Elle ouvre le collier, le place autour de son cou et le referme. Puis elle me tend le tournevis et la vis. Alors qu’elle rassemble ses cheveux pour que j’accède à l’arrière du collier, elle demande :

- Peux-tu le verrouiller s’il te plaît ?

Je prends le tournevis et la petite vis, je passe derrière mon ex-femme et je verrouille le collier d’esclave autour de son cou. J’ai l’impression de prononcer mes vœux de mariage une nouvelle fois. Une fois de plus je m’engage dans une relation avec mon ex-femme.

- Je crois que nous avons attiré l’attention. Me dit Gillian.

- Qui ? Demandé-je.

- La serveuse, je me demande si son collier noir est là seulement pour faire joili ou s’il aune signification ?

Je souris. Il est temps de voir si j’ai le pouvoir qu’elle m’a dit me donner.

- Il n’y a pas trop de monde pour le moment. Va l’inviter à te rejoindre dans les toilettes. Et ramène-moi vos deux culotte. Et assure-toi qu’elle apprécie l’expérience.

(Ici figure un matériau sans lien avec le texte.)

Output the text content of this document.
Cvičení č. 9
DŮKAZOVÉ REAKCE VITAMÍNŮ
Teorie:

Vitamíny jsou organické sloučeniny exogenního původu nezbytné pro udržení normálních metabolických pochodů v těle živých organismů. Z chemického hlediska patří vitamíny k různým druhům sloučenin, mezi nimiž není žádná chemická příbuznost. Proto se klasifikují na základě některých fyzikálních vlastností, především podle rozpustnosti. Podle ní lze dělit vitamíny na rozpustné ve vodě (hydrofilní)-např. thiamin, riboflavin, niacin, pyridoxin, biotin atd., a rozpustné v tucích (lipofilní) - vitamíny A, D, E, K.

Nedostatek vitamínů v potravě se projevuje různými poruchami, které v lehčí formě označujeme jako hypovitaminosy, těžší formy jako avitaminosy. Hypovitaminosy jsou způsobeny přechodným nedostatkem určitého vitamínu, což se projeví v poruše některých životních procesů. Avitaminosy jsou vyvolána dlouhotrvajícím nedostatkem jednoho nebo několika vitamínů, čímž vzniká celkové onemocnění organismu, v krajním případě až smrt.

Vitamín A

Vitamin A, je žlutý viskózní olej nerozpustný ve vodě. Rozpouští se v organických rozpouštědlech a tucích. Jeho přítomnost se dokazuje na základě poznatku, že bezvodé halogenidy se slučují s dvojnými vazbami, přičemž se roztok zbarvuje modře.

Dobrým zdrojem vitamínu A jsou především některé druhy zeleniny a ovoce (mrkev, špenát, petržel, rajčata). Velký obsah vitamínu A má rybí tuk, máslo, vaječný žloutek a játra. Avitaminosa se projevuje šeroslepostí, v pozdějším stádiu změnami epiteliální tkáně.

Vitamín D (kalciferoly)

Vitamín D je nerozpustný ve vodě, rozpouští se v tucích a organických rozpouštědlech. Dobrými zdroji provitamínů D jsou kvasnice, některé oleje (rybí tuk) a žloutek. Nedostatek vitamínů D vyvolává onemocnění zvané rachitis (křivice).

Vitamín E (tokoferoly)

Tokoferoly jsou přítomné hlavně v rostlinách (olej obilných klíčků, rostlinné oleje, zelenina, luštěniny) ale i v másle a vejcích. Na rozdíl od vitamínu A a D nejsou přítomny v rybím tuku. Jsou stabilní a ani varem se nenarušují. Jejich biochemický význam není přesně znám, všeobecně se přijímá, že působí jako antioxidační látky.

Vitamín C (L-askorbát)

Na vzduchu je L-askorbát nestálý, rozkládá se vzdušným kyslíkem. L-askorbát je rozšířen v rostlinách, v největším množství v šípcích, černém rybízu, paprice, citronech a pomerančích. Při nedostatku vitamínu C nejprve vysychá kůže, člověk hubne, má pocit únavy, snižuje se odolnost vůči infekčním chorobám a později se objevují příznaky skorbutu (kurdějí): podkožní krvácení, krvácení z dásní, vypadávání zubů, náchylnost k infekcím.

Gillian frissonne de plaisir et part comme une enfant de cinq ans vers le vendeur de glace. Elle chuchote à l’oreille de la fille et elle se dirige vers les toilettes. Elle passe ses mains sur mes épaules en y allant ; Une minute plus tard, la serveuse la suit. Elle se penche et m’embrasse sur la joue en passant.

Vingt minutes plus tard, la jeune fille ressort et m‘embrasse sur l’autre joue avant de reprendre son travail. Gillian revient elle aussi et me met deux strings trempés dans la main. Elle se penche vers mon oreille , m’embrasse sur la jour et murmure :

- Merci… Maître.

- Ok, allons-y ! Lui dis-je avant qu’elle s’asseye. 

Je me lève et je me dirige vers ma voiture. Une fois arrivée, je me tourne vers elle et lui dit :

- Je te retrouve chez Mary ce soir à 18h00. Ne sois pas en retard et habille-toi d’une belle robe d’été sans sous-vêtements.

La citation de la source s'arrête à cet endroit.